The City and County of San Diego, along with the City of Chula Vista, are launching a neighborhood stabilization program designed to transform renters into homeowners, while simultaneously helping to revitalize some of the hardest hit neighborhoods in San Diego.

Subsidized loans that offer significantly lower monthly mortgage payments will be available to low- and middle-income households.  The one catch is that it must be a foreclosure property in a designated "high foreclosure rate" community.  There is also a federal stipulation that the home be purchased at 15% below appraisal value, which may be challenging here in San Diego's highly competitive REO market.  Officials are hopeful that this requirement will be reduced to 5% below appraisal value soon.
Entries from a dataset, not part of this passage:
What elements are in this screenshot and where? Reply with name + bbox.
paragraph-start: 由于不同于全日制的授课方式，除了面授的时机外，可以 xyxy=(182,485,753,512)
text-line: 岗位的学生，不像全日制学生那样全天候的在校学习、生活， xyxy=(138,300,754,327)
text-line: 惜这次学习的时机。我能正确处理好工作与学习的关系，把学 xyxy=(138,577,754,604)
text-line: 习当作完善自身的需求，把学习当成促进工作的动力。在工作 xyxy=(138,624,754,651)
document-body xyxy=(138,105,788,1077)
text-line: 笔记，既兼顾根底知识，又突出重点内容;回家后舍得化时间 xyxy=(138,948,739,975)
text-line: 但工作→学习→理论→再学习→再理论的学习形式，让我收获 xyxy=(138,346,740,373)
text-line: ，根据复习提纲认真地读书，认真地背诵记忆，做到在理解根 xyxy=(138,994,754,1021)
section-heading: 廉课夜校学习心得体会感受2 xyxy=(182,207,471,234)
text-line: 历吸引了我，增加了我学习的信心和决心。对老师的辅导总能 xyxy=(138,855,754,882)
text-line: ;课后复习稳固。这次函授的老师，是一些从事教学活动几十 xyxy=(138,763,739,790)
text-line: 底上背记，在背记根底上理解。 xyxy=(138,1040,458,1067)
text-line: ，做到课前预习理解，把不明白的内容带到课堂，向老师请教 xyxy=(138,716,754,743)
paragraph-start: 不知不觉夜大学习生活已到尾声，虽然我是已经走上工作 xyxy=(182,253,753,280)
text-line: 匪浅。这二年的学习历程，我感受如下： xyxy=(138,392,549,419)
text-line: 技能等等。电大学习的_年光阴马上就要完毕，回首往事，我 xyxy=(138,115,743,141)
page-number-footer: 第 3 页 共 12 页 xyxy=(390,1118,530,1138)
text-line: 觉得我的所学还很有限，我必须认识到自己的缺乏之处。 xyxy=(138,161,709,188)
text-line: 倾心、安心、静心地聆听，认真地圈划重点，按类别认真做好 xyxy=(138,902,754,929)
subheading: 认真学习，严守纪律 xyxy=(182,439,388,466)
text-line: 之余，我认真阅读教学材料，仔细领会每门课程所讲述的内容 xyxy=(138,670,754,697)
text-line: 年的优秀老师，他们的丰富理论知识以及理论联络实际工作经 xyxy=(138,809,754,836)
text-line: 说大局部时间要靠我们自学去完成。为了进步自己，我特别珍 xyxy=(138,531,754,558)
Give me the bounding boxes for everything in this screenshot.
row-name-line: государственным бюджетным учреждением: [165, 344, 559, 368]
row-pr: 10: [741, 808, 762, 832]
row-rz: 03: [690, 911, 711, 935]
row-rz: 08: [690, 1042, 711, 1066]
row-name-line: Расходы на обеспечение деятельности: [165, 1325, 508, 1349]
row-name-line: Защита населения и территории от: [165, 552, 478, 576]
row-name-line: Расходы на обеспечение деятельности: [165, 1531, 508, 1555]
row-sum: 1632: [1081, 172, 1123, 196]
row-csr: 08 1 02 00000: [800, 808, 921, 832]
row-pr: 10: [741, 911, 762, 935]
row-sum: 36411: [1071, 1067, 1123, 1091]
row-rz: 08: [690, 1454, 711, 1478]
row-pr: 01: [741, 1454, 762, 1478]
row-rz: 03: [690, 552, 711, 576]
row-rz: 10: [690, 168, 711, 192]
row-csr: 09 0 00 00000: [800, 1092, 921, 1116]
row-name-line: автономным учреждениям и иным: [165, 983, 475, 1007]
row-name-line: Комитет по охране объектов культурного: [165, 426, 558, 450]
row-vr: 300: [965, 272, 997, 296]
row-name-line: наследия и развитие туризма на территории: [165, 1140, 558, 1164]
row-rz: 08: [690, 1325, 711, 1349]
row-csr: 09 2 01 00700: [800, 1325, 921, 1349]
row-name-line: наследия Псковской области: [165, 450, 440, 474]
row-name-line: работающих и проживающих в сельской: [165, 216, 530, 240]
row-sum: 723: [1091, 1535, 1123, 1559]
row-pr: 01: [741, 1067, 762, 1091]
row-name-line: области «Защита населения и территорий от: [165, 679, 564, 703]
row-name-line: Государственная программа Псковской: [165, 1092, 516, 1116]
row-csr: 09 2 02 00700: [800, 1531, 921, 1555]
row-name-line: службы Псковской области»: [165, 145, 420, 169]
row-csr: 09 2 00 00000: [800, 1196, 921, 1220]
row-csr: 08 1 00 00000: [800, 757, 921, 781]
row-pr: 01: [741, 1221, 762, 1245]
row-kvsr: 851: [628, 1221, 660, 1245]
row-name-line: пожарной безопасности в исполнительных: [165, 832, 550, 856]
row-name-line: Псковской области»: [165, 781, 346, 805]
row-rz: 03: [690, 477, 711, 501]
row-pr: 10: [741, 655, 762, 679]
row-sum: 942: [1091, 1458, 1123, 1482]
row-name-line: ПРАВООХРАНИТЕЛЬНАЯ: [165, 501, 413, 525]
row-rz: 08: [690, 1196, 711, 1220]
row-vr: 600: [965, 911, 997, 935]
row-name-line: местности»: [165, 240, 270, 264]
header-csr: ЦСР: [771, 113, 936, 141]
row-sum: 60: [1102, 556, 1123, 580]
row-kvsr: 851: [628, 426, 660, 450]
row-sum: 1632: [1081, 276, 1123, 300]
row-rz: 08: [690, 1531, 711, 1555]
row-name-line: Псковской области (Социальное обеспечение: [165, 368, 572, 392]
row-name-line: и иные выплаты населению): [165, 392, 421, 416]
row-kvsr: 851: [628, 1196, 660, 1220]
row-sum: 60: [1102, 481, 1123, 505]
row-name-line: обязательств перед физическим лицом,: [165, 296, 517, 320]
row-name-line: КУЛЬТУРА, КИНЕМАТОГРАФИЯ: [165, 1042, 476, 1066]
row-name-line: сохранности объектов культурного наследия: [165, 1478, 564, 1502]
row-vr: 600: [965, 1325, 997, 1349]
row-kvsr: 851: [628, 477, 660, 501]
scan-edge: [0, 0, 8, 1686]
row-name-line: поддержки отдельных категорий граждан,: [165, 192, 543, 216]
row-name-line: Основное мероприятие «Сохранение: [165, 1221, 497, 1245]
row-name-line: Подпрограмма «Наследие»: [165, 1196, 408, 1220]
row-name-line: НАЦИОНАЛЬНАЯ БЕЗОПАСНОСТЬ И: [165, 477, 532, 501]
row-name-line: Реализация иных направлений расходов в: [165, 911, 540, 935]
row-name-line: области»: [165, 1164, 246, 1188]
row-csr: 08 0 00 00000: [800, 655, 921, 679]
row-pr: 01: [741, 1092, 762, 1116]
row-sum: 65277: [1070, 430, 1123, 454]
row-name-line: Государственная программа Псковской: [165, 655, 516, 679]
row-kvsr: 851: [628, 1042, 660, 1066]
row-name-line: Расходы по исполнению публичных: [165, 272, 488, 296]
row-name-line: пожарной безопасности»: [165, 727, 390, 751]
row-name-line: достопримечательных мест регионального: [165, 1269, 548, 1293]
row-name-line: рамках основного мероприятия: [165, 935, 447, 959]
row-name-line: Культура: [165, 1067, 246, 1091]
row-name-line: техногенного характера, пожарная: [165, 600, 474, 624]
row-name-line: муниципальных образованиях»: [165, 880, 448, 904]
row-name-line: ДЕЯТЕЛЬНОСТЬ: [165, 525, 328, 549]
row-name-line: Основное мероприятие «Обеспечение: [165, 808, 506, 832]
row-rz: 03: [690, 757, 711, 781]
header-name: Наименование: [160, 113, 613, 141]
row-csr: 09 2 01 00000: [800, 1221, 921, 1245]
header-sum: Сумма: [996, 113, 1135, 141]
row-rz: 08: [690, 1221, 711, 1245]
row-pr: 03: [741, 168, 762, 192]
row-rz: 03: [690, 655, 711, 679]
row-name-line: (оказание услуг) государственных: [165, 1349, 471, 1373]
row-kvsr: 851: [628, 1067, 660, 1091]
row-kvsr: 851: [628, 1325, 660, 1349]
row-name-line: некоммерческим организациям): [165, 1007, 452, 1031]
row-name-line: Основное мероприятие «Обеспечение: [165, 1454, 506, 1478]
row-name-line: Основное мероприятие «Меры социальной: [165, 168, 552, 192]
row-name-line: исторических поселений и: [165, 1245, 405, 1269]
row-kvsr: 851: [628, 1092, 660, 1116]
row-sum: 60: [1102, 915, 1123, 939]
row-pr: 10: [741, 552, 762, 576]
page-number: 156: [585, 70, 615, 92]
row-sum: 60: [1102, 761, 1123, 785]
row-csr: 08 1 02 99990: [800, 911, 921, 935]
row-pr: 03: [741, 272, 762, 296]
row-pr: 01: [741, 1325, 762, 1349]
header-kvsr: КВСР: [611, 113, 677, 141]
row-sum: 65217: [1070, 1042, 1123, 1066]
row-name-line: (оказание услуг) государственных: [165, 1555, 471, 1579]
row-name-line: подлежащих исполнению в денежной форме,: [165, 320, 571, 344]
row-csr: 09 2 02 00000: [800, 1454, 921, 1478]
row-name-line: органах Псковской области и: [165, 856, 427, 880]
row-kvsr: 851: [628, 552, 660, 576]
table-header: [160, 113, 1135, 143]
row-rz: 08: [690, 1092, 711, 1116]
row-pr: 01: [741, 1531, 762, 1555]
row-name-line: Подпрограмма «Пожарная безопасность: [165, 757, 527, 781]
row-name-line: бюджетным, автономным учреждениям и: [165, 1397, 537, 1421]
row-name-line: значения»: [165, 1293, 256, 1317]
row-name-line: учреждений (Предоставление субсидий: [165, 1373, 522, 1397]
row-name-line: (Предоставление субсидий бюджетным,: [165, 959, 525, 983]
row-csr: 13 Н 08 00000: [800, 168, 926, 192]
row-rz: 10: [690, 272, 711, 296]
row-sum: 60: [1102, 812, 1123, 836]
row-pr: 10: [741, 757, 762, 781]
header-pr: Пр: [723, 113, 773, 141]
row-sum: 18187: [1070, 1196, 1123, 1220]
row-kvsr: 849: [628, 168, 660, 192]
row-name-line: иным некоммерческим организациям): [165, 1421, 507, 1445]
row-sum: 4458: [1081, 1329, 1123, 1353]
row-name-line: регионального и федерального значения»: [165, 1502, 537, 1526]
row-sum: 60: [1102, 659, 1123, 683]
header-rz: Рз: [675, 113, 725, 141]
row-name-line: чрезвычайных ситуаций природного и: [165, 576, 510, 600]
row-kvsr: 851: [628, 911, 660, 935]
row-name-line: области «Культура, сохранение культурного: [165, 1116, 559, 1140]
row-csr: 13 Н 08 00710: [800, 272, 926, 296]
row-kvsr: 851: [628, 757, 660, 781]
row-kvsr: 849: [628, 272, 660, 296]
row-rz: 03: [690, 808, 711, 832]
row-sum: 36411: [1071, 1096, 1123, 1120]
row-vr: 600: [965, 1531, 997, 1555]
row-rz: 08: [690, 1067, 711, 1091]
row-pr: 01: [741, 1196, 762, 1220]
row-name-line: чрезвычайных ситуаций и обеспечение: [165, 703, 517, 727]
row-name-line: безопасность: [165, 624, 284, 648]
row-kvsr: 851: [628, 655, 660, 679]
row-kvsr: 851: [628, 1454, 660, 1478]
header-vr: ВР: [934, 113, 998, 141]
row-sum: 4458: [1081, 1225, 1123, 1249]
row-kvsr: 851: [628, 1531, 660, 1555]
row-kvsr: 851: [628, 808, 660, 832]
Home purchasers must make a down payment of 3%-5% of the purchase price.  The financial assistance comes in the form of a second loan that does not need to be paid back on a monthly basis.  It is paid back in full upon the sale of the home and, if the home is sold within the first 15 years of ownership, the appreciation must be shared with the City.  The County's program requires the loan be paid back in full, along with 3% interest, at the sale of the property if it has been held for less than 15 years.  If owned for longer than 15 years, the loan is forgiven.

Since the program's launch in March, none of these loans has closed successfully, so it will be interesting to see if officials can synch it up with San Diego's fast-paced REO market.